What does reflection look like and why are we using it … a lot?

Reflection is essential to learning. It often gets short-changed as busy work, when in reality reflection is the work of learning. Reflective spaces allow you to put together the pieces of your learning with the context of your knowledge. This is knowledge gained in other courses, your life experiences, and all the other places you take in information. Reflection is how you make sense of all that you know and begin making connections.

How to think about reflection…

I like to use Jennifer Moon’s work on  reflective learning and its relationship to experiential learning.  She created a five-stage framework for the learning process that can help us better understand how we work with and through content. From the image below, you can see that Moon’s framework overlays Bloom’s Taxonomy nicely. More importantly though, her framework provides language that helps us clarify our learning goals. 

Moon outlines how we traverse new concepts:

  • First, through noticing, where Moon (1999; 2001) asserts that “you cannot learn something if you do not notice it at some level (which could be unconscious)” (2001, p. 6).
  • Second, by making sense, or engaging with material without connecting it to previous knowledge.
  • Third, by making meaning, “there is a sense of meaningfulness but there is not much evidence of going beyond the given” (2001, p. 6).
  • Fourth, we begin working with meaning, the process of linking to previous knowledge or other ideas and experiences. “There is a creation of relationships of new material with other ideas” (2001, p. 6).
  • Lastly, through transformative learning , current understandings are transformed by new material through reflection.  This is the construction of new knowledge – or authoring – “…demonstrat[ing] strong restructuring of ideas and ability to evaluate the processes of reaching that learning” (2001, p. 6).

Again, returning to the image above:

  • Noticing and sense-making align with the lower Bloom’s levels (remember and understand). Learners are just trying to comprehend the content.
  • Making meaning and working with meaning move into the application and analysis portions of Blooms. Learners have grasped the general concept and are now starting to put the material to work.
  • Transformative learning really opens up analysis and evaluation with creation. This is when learners begin to unlock the true excitement of lifelong learning – they begin to create linkages between what they know and have experienced (beyond the content) and create completely new meaning. This last stage is often what many of us look forward to the most in our teaching. 

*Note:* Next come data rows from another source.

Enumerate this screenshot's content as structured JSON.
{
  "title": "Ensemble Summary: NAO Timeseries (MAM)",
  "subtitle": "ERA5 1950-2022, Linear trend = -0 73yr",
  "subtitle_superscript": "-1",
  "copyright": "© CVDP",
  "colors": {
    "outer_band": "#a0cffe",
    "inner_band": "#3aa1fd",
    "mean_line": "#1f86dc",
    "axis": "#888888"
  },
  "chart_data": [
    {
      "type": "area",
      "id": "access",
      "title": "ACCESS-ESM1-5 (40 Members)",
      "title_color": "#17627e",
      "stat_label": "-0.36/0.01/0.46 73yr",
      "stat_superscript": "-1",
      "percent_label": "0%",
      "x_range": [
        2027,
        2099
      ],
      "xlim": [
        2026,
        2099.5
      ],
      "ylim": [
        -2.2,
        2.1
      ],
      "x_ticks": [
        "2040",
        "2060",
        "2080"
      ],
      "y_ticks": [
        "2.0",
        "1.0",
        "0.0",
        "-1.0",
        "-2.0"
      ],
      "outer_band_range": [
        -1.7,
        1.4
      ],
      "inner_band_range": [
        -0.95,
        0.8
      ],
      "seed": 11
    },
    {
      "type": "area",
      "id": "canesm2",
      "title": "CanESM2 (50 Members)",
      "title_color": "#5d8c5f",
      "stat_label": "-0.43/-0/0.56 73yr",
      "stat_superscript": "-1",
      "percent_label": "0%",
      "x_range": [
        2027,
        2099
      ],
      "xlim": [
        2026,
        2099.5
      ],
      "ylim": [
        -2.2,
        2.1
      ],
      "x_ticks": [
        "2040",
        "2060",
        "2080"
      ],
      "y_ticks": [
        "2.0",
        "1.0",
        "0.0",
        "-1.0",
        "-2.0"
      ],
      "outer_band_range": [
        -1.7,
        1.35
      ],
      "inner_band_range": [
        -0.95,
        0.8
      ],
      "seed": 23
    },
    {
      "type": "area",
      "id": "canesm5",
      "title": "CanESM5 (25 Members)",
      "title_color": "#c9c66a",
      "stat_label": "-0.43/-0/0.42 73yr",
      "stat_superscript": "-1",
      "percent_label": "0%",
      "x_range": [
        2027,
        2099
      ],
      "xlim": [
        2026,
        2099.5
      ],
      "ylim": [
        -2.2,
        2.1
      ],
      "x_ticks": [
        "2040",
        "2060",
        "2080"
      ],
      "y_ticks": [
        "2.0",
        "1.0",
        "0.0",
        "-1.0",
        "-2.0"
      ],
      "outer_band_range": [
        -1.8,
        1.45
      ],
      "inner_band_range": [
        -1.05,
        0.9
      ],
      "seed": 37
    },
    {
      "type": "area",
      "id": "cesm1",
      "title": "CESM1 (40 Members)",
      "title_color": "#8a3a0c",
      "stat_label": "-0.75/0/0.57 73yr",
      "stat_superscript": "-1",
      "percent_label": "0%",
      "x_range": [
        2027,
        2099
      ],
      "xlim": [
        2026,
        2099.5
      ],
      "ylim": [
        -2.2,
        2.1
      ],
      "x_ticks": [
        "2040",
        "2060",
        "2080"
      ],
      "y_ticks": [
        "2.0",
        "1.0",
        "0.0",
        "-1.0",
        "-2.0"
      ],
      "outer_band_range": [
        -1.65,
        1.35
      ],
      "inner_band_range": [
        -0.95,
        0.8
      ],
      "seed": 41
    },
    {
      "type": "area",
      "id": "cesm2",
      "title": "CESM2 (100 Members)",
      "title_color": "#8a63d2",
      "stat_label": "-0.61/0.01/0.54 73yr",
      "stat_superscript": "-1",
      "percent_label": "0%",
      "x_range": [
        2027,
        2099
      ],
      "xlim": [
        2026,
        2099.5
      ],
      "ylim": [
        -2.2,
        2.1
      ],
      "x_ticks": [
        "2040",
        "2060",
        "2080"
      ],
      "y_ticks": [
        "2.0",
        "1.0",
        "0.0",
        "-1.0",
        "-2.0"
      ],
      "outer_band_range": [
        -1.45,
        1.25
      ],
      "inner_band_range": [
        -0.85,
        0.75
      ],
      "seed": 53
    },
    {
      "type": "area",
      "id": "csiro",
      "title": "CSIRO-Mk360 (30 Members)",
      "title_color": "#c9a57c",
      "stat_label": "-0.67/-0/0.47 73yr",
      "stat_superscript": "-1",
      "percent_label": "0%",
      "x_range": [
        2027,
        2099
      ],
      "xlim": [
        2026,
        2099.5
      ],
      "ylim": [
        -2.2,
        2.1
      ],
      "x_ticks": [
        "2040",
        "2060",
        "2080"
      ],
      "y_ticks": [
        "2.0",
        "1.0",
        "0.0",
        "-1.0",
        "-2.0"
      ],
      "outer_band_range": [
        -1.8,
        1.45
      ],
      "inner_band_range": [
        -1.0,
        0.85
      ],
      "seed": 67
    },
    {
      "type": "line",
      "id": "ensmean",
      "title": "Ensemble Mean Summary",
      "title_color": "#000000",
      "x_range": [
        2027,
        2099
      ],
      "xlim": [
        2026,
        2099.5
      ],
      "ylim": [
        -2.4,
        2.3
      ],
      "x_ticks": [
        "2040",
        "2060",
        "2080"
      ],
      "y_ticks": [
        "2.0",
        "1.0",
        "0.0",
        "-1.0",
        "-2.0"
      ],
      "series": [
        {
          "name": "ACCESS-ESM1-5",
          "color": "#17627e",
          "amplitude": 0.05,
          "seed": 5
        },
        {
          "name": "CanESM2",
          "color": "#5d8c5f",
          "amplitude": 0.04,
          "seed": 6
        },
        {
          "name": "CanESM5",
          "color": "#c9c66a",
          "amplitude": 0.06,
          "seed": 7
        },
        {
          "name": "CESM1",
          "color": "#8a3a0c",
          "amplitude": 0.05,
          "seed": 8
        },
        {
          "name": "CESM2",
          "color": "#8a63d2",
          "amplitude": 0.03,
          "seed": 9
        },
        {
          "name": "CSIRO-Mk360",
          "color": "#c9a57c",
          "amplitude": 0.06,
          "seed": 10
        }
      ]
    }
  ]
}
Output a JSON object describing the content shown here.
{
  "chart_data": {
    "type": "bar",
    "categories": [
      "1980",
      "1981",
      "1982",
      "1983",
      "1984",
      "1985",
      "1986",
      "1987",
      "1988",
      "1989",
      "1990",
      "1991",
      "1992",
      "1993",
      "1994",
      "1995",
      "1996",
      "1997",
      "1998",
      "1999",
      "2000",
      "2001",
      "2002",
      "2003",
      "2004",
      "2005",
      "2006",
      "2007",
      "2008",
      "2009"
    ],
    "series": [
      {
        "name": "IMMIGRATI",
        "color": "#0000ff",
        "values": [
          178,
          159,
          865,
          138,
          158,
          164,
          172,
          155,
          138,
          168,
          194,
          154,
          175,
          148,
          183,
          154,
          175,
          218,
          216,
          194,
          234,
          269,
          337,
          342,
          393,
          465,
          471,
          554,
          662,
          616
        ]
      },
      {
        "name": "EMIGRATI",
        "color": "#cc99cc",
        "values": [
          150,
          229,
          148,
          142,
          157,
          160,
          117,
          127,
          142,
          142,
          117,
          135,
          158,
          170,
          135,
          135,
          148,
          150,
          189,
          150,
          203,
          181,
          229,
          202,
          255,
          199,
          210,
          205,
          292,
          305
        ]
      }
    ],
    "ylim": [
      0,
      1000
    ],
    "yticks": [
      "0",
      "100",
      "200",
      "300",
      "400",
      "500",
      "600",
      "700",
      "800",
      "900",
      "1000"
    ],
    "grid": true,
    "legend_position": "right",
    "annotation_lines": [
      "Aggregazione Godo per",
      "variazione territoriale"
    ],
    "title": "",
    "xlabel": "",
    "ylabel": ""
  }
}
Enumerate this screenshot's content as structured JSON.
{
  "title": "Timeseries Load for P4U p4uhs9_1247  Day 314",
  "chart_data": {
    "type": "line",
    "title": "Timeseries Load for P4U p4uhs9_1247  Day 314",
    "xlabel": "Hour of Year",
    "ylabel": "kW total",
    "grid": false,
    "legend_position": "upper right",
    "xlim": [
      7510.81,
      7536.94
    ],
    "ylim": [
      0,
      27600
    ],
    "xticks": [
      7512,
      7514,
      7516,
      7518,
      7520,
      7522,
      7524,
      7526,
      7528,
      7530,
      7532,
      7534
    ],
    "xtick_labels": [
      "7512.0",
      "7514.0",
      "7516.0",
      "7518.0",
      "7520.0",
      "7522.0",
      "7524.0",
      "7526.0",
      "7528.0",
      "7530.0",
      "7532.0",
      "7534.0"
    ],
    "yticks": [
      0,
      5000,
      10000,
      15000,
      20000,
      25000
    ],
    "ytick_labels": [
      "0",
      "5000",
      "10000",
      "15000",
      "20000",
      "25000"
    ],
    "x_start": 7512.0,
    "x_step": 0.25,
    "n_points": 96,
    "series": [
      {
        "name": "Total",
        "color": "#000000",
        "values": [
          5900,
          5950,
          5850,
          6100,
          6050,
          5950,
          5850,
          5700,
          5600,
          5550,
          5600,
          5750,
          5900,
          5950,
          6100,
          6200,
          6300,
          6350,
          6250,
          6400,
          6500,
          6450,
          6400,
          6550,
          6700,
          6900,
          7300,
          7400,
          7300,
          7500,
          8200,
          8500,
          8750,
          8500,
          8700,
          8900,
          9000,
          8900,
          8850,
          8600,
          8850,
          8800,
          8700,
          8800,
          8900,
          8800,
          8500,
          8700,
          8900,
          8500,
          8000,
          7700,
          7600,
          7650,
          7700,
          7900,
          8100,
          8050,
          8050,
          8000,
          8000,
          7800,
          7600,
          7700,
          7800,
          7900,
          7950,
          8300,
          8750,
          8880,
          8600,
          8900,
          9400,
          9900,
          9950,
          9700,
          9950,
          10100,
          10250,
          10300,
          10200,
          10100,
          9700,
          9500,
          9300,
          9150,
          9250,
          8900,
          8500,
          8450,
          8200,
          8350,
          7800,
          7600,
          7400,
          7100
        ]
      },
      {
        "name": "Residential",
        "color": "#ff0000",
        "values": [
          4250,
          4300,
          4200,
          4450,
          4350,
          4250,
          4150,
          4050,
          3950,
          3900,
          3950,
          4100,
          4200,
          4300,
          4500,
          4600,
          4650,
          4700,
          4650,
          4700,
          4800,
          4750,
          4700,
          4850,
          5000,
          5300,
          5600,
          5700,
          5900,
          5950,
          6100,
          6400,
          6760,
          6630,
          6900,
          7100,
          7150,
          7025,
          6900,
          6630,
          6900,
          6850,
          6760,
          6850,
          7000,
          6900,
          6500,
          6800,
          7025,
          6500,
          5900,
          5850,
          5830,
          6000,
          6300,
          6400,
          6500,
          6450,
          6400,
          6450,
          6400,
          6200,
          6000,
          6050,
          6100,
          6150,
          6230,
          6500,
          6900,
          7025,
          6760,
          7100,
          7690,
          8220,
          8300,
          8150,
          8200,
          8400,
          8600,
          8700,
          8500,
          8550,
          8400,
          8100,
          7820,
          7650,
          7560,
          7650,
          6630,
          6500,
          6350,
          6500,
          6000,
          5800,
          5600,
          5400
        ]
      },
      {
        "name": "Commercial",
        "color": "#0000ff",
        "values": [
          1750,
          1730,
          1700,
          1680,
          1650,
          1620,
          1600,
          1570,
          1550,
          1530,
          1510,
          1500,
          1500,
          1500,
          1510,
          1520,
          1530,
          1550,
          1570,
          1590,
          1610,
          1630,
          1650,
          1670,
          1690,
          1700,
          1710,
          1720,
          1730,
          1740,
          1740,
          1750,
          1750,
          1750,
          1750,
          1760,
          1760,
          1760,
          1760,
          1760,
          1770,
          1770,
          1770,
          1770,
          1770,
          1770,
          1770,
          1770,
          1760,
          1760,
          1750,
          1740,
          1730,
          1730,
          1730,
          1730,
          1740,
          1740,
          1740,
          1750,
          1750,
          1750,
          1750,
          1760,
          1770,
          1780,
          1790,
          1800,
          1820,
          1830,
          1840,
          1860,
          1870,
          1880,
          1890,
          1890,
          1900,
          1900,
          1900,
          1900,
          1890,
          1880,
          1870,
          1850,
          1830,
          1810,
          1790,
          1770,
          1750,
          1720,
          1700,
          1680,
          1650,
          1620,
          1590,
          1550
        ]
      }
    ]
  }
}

Reflection is essential to this process. As I mentioned above, reflection has power in learning. It is often overlooked or undersold (a belief to “unlearn,” perhaps?). Also, reflection provides an important place of comfort and retreat (Tanaka, 2017), as the learners engage with their previous understandings of what constitutes “valid” knowledge. One approach is to ask learners to “try on” content. This involves providing learners with the space to pull apart what they are learning, engage with it, and determine where it settles in their own learning process before deploying the content in summative ways. Another way to approach this is to provide learners with opportunities to construct their own narratives in safe ways, such as journals and logs that may or may not be shared with the instructor.  We will use all of these approaches in this course.